In this recent Florida criminal case, a student walked into a classroom where he did not belong. The teacher asked the unauthorized student to leave and escorted him out of the classroom. When the teacher walked back into the classroom, she smelled an odor of marijuana for the first time. She then took the student to the principal's office where his wallet was searched. A bag of marijuana was found inside.

The Florida appellate court found that there was not a sufficient legal basis to search the student for marijuana. While the teacher did smell marijuana, she could not articulate any facts that reasonably led her to believe that the smell of marijuana was coming from that student, as opposed to another student or other sources. As a result, the search of the student was held to be illegal, and the marijuana could not be used against the student in court. Of course, the student was still subject to punishment from the school for having marijuana in school, but he was not subject to prosecution for the drug crime of possession of marijuana because the teacher's search did not meet the reasonable suspicion standard.

April 29, 2008

Jacksonville, Florida Drug Case Thrown Out Due to Illegal Stop

In a recent Jacksonville, (Duval County) Florida criminal case, a conviction for possession of cocaine was thrown out because the court found that the police officer's stop of the defendant's vehicle was illegal in violation of the Fourth Amendment.

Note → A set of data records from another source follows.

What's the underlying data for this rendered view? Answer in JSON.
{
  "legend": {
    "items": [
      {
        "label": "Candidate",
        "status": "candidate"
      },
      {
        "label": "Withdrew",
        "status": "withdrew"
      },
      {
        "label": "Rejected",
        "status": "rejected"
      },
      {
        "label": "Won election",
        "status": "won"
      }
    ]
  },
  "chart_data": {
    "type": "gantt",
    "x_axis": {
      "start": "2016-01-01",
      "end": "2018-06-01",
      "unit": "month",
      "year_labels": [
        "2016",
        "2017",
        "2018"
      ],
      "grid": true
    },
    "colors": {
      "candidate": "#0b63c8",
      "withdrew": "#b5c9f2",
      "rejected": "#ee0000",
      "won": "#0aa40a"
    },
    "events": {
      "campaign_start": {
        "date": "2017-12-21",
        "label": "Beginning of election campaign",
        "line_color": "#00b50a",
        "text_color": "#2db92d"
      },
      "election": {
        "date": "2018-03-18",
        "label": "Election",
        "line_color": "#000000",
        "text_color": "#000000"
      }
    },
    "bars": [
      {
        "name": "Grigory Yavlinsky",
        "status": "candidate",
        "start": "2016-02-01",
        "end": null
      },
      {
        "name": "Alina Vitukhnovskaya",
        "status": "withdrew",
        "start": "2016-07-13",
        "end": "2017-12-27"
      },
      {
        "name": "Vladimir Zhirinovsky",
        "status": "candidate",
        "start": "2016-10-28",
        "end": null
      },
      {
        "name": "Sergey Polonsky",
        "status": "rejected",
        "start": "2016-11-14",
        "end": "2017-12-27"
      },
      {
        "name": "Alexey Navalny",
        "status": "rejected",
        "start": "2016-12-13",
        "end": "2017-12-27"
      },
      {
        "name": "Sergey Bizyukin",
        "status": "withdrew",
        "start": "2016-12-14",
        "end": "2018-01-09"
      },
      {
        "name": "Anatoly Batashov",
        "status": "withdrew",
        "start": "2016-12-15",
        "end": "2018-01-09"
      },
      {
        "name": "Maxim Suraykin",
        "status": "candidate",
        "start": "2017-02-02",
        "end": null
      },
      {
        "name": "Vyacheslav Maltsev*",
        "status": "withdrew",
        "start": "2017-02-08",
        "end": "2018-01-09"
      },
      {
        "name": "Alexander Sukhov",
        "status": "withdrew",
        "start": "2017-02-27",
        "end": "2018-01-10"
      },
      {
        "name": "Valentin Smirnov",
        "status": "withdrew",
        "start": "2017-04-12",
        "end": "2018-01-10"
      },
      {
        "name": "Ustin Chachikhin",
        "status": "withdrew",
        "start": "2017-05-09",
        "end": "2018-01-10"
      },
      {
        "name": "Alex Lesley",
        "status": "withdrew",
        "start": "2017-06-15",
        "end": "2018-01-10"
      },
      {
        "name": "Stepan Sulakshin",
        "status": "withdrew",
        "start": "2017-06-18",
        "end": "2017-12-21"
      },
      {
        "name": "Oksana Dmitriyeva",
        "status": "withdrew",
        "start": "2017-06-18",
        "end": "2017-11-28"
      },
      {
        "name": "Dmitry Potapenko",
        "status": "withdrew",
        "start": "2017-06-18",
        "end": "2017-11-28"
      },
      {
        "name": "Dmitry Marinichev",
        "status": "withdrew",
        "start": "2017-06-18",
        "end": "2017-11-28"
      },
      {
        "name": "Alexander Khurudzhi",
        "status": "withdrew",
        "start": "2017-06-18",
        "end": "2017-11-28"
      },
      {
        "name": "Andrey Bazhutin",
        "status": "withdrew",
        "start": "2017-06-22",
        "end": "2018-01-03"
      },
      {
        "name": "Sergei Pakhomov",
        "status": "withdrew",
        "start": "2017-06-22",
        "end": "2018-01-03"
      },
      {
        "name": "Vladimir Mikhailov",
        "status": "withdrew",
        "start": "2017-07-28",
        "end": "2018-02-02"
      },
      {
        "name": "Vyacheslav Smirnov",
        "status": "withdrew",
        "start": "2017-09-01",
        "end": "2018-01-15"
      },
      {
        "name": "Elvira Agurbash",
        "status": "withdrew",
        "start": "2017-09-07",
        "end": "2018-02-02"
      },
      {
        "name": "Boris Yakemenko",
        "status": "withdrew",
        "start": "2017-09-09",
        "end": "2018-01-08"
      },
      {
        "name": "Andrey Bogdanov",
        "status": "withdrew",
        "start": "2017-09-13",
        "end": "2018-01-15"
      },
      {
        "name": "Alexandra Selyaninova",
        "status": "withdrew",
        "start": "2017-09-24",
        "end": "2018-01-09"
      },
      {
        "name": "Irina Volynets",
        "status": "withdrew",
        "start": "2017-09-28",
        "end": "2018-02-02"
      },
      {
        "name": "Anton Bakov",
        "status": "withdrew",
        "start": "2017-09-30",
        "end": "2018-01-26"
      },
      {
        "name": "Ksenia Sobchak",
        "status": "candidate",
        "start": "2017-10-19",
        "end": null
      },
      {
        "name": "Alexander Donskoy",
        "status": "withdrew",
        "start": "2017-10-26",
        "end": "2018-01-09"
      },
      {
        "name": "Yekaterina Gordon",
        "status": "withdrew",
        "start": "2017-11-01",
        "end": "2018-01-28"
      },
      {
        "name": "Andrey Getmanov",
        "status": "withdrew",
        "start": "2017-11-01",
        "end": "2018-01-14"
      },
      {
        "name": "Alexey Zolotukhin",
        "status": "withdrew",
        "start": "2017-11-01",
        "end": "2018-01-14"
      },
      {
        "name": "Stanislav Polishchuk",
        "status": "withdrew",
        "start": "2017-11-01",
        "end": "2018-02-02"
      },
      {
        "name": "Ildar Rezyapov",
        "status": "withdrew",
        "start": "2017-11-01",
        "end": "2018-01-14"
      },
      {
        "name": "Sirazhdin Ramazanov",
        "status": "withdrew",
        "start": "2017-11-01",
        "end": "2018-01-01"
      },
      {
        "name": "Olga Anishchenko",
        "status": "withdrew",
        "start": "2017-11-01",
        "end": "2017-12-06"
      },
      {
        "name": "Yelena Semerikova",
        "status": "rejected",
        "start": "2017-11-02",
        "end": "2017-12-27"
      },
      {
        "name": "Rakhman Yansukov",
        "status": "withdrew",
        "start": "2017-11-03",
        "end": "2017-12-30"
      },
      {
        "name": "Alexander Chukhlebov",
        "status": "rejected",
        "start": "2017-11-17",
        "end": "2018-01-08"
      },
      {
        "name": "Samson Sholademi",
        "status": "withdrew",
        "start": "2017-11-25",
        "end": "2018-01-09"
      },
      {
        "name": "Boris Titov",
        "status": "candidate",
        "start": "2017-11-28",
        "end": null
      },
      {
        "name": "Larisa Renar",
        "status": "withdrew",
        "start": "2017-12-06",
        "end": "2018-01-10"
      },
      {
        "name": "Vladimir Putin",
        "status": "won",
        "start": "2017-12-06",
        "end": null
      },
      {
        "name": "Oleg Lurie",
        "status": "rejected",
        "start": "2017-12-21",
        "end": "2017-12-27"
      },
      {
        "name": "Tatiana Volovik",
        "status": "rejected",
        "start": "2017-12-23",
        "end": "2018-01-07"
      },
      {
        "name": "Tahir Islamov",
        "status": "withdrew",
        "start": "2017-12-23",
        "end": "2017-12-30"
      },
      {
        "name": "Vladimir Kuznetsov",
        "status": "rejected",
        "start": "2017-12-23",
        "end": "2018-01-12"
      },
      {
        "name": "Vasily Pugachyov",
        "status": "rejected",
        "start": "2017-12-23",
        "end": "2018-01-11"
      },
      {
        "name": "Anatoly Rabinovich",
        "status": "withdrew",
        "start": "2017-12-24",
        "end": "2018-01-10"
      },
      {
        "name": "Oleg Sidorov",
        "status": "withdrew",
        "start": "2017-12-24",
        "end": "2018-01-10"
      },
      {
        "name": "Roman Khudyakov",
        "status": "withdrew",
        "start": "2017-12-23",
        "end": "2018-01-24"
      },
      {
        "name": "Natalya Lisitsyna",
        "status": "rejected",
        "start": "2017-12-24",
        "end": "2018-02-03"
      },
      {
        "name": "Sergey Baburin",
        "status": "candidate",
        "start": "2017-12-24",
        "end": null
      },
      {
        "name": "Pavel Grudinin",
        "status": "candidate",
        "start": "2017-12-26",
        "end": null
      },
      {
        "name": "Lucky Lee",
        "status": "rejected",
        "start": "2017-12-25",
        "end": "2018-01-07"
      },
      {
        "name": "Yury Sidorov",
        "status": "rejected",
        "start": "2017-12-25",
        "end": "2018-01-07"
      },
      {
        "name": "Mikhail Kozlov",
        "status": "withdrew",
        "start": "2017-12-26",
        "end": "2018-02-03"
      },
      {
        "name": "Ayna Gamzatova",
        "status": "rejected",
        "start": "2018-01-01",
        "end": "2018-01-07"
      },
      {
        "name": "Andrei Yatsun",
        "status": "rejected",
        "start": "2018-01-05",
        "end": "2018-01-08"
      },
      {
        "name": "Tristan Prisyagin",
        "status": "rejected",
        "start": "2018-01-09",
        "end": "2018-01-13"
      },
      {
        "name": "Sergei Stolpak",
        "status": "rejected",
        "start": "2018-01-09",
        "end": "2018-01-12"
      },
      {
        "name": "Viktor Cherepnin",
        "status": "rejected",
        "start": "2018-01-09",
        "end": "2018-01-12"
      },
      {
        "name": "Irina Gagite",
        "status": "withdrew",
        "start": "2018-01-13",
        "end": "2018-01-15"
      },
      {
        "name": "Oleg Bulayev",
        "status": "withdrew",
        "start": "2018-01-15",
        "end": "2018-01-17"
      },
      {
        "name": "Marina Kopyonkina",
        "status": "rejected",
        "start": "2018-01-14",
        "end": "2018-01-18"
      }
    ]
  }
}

In this Jacksonville, Florida criminal case, a police officer stopped the defendant for driving a car with a cracked windshield. The police officer justified his stop on the idea that he could stop a vehicle with an obvious equipment malfunction. The police officer then searched the car and found cocaine inside. However, the appellate court found that the police officer did not have the right to stop the defendant's car just because the car had a cracked windshield. Because the stop of the defendant's car was not legal, the cocaine that was found in the car could not be used as evidence against the defendant in court and the conviction for possession of cocaine was thrown out.

The criminal defense lawyer successfully argued that while there is a law that requires each car to have a windshield, there is no law that deals with cracked windshields. The law does not authorize the police to stop any vehicle that has any equipment malfunction. If it did, the police could stop vehicles for dents, broken antennas and other minor malfunctions. The court noted that the law does not contemplate such broad reasons to stop a vehicle.

So can a police officer pull a car over for an equipment malfunction, like a cracked windshield? Sometimes. There is a law that prohibits a driver from operating a vehicle that is in such an unsafe condition that it is a danger to any person or property. Therefore, an officer can pull a car over if he or she observes a vehicle with equipment, or in a condition, that is unsafe. An example might be a windshield that is cracked or broken to the extent that it is difficult for the driver to see through it.